As a named field within the larger discipline of psychiatry, cultural psychiatry has a relatively short history.[1] In 1955, a program in transcultural psychiatry was established at McGill University in Montreal by Eric Wittkower from psychiatry and Jacob Fried from the department of anthropology.

In 1957, at the International Psychiatric Congress in Zurich, Wittkower organized a meeting that was attended by psychiatrists from 20 countries, including many who became major contributors to the field of cultural psychiatry: Tsung-Yi Lin (Taiwan), Thomas Lambo (Nigeria), Morris Carstairs (Britain), Carlos Alberto Seguin (Peru) and Pow-Meng Yap (Hong Kong). The American Psychiatric Association established a Committee on Transcultural Psychiatry in 1964, followed by the Canadian Psychiatric Association in 1967. H.B.M. Murphy of McGill founded the World Psychiatric Association Section on Transcultural Psychiatry in 1970. By the mid-1970s there were active transcultural psychiatry societies in England, France, Italy and Cuba.

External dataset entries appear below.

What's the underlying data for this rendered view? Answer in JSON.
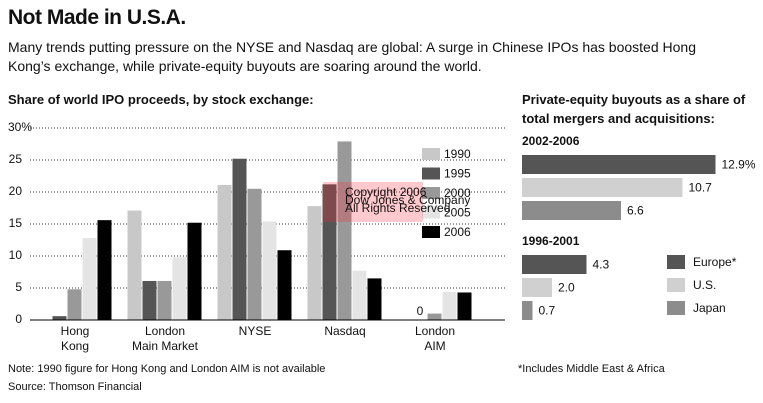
{
  "header": {
    "title": "Not Made in U.S.A.",
    "subtitle": "Many trends putting pressure on the NYSE and Nasdaq are global: A surge in Chinese IPOs has boosted Hong Kong’s exchange, while private-equity buyouts are soaring around the world."
  },
  "chart_data": [
    {
      "type": "bar",
      "title": "Share of world IPO proceeds, by stock exchange:",
      "categories": [
        "Hong\nKong",
        "London\nMain Market",
        "NYSE",
        "Nasdaq",
        "London\nAIM"
      ],
      "series": [
        {
          "name": "1990",
          "color": "#c8c8c8",
          "values": [
            null,
            17.1,
            21.1,
            17.8,
            null
          ]
        },
        {
          "name": "1995",
          "color": "#555555",
          "values": [
            0.6,
            6.1,
            25.2,
            21.2,
            0
          ]
        },
        {
          "name": "2000",
          "color": "#999999",
          "values": [
            4.8,
            6.1,
            20.5,
            27.9,
            1.0
          ]
        },
        {
          "name": "2005",
          "color": "#e4e4e4",
          "values": [
            12.8,
            9.8,
            15.4,
            7.7,
            4.4
          ]
        },
        {
          "name": "2006",
          "color": "#000000",
          "values": [
            15.6,
            15.2,
            10.9,
            6.5,
            4.3
          ]
        }
      ],
      "ylim": [
        0,
        30
      ],
      "yticks": [
        0,
        5,
        10,
        15,
        20,
        25,
        {
          "value": 30,
          "label": "30%"
        }
      ],
      "grid": true
    },
    {
      "type": "hbar",
      "title": "Private-equity buyouts as a share of total mergers and acquisitions:",
      "categories": [
        "2002-2006",
        "1996-2001"
      ],
      "series": [
        {
          "name": "Europe*",
          "color": "#555555",
          "values": [
            12.9,
            4.3
          ],
          "value_labels": [
            "12.9%",
            "4.3"
          ]
        },
        {
          "name": "U.S.",
          "color": "#d0d0d0",
          "values": [
            10.7,
            2.0
          ],
          "value_labels": [
            "10.7",
            "2.0"
          ]
        },
        {
          "name": "Japan",
          "color": "#8c8c8c",
          "values": [
            6.6,
            0.7
          ],
          "value_labels": [
            "6.6",
            "0.7"
          ]
        }
      ],
      "footnote": "*Includes Middle East & Africa"
    }
  ],
  "note": "Note: 1990 figure for Hong Kong and London AIM is not available",
  "source": "Source: Thomson Financial",
  "watermark": [
    "Copyright 2006",
    "Dow Jones & Company",
    "All Rights Reserved"
  ]
}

There are several scientific journals devoted to cross-cultural issues:

The Foundation for Psychocultural Research at UCLA[12] has published an important volume on psychocultural aspects of trauma[13] and more recently landmark volumes entitled Formative Experiences: the Interaction of Caregiving, Culture, and Developmental Psychobiology edited by Carol Worthman, Paul Plotsky, Daniel Schechter and Constance Cummings,[14] Re-Visioning Psychiatry: Cultural Phenomenology, Critical Neuroscience, and Global Mental Health edited by Laurence J. Kirmayer, Robert Lemelson and Constance Cummings,[15] and Culture, Mind, and Brain: Emerging Concepts, Models, and Applications edited by Laurence J. Kirmayer, Carol Worthman, Shinobu Kitayama, Robert Lemelson and Constance A. Cummings.[16]

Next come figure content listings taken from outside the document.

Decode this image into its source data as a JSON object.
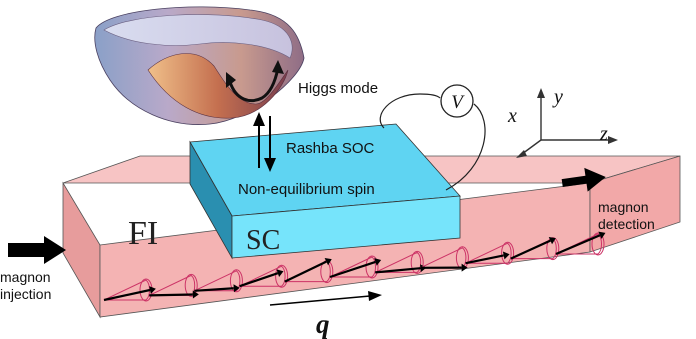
{
  "labels": {
    "fi": "FI",
    "sc": "SC",
    "rashba": "Rashba SOC",
    "noneq": "Non-equilibrium spin",
    "higgs": "Higgs mode",
    "voltmeter": "V",
    "axis_x": "x",
    "axis_y": "y",
    "axis_z": "z",
    "injection_line1": "magnon",
    "injection_line2": "injection",
    "detection_line1": "magnon",
    "detection_line2": "detection",
    "wavevector": "q"
  },
  "colors": {
    "fi_top": "#f7c4c4",
    "fi_front": "#f4b3b3",
    "fi_side": "#e79c9c",
    "sc_top": "#5fd4f2",
    "sc_front": "#76e4fb",
    "sc_side": "#2a8fb0",
    "cone": "#cc3366",
    "arrow": "#000000"
  },
  "icons": {
    "higgs_potential": "mexican-hat-potential-surface",
    "magnon_spin": "precessing-spin-cone"
  },
  "magnon_spins": {
    "count": 11
  }
}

It is argued that a cultural perspective can help psychiatrists become aware of the hidden assumptions and limitations of current psychiatric theory and practice and can identify new approaches appropriate for treating the increasingly diverse populations seen in psychiatric services around the world.[17] The recent revision of the nosology of the American Psychiatric Association, DSM-5, includes a Cultural Formulation Interview that aims to help clinicians contextualize diagnostic assessment. A related approach to cultural assessment involves cultural consultation which works with interpreters and cultural brokers to develop a cultural formulation and treatment plan that can assist clinicians.[18]

Organizations

The main professional organizations devoted to the field are the WPA Section on Transcultural Psychiatry, the Society for the Study of Psychiatry and Culture, and the World Association for Cultural Psychiatry. Many other mental health organizations have interest groups or sections devoted to issues of culture and mental health.

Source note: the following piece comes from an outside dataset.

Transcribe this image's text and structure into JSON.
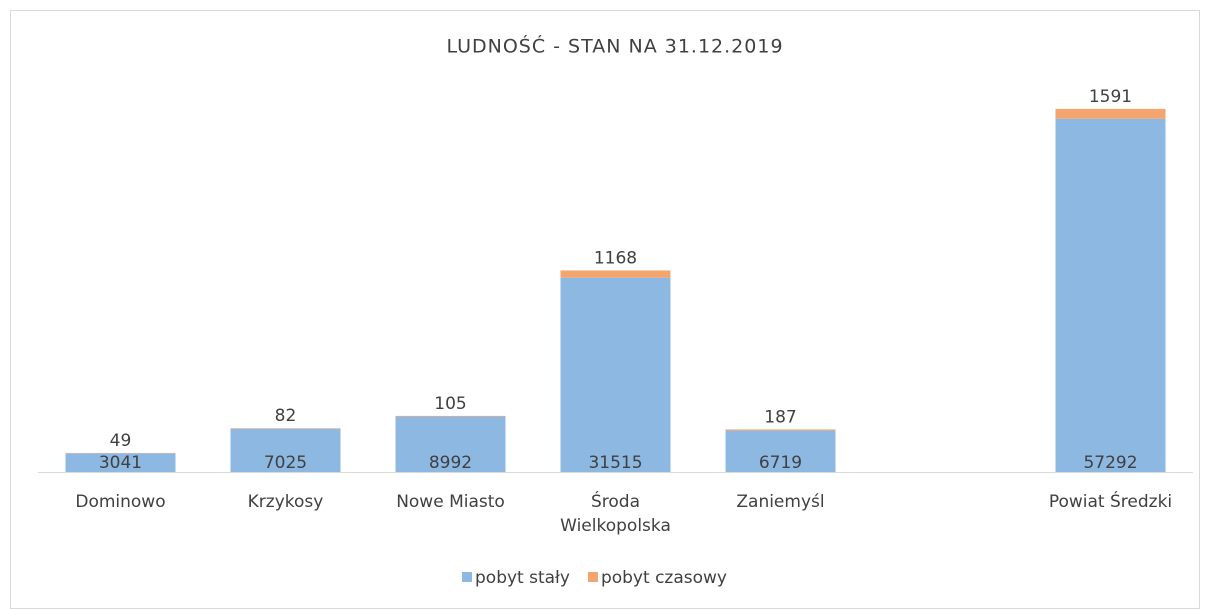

There are active research and training programs in cultural psychiatry at several academic centers around the world, notably the Division of Social and Transcultural Psychiatry at McGill University,[19] Harvard University, the University of Toronto, and University College London. Other organizations are devoted to cross-cultural adaptation of research and clinical methods. In 1993 the Transcultural Psychosocial Organization (TPO) was founded. The TPO has developed a system of intervention aimed at countries with little or no mental health care. They train local people to become mental health workers, often using people who previously have provided mental health guidance of some kind. The TPO provides training material that is adapted to local culture, language and distinct traumatic events that might have occurred in the region where the organization is operating. Avoiding Western approaches to mental health, the TPO sets up what becomes a local non-governmental organization that is self-sustainable, as well as economically and politically independent of any state. The TPO projects have been successful in both Uganda and Cambodia.